Supreme Court Strikes Down Key Part of Voting Rights Act
The Supreme Court Rules Congress Must Update Voting Rights Act
June 25, 2013 -- The Supreme Court struck down a key provision of the Voting Rights Act today, ruling that the formula used to enforce the nearly 50-year-old civil rights law needs to be updated.
In a 5-4 decision the court said that the coverage formula used by the government to determine which states are required to get federal permission before they make any changes to voting laws is unconstitutional. The ruling effectively puts the issue back in the hands of lawmakers to revise the law. And until then, the ruling effectively renders section five of the Voting Rights Act inoperable.
"Our country has changed, and while any racial discrimination in voting is too much, Congress must ensure that the legislation it passes to remedy that problem speaks to current conditions," wrote Chief Justice John Roberts in the court's opinion.
The decision came down along partisan lines, with conservative justices Roberts, Antonin Scalia, Anthony M. Kennedy, Clarence Thomas, and Samuel Alito making up the majority.
The court left standing Section 5 of the law, a key section that requires states with a history of voter discrimination to have any changes to voting rules approved by federal officials, but strikes down the coverage formula used to choose which states should be covered.

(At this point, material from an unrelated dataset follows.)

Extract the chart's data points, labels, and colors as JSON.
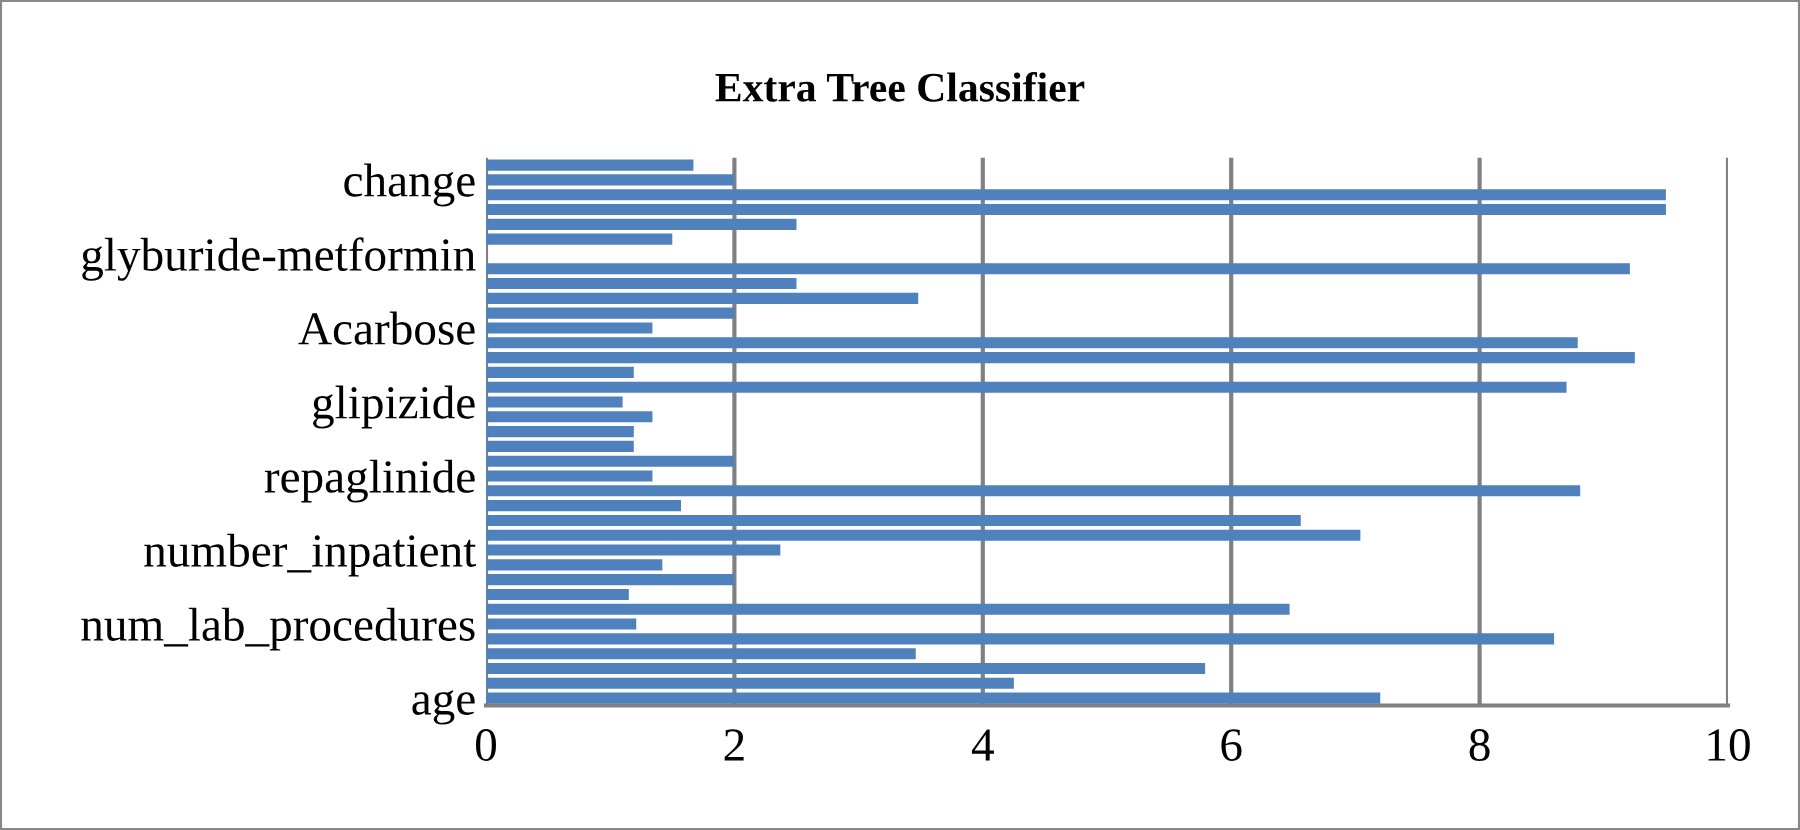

"We issue no holding on section 5 itself, only on the coverage formula. Congress may draft another formula based on current conditions," Roberts said.
Justice Ruth Bader Ginsburg wrote a dissent joined by Justice Kagan, Breyer, and Sotomayor.
"Just as buildings in California have a greater need to be earthquake-proofed, places where there is greater racial polarization in voting have a greater need for prophylactic measures to prevent purposeful race discrimination," Ginsburg took the unusual step of reading her dissent from the bench.
Critics say that Congress ignored prior warnings from the Court about the continued constitutionality of some sections of the law.
"If Congress had updated the coverage formula to use registration and turnout data from the 2004 election, none of the states currently subject to Section 5 would have remained covered because the registration and turnout of black voters is on par with white voters and exceeds that of white voters in some of the covered states," said Hans von Spakovsky, senior legal fellow at the Heritage Foundation. "It is a victim of its own success and is no longer needed. Despite claims to the contrary, Americans will continue to be protected from discrimination by the other permanent provisions of the Voting Rights Act."
Supporters of the law fear that Congress—with its deepening partisan divide-- will not act.
Jon Greenbaum, chief counsel of the Lawyers' Committee for Civil Rights Under Law expressed dismay.
"The Supreme Court has effectively gutted one of the nation's most important and effective civil rights laws," Greenbaum said. "Minority voters in places with a record of discrimination are now at greater risk of being disenfranchised than they have been in decades. Today's decision is a blow to democracy. Jurisdictions will be able to enact policies which prevent minorities from voting, and the only recourse these citizens will have will be expensive and time-consuming litigation."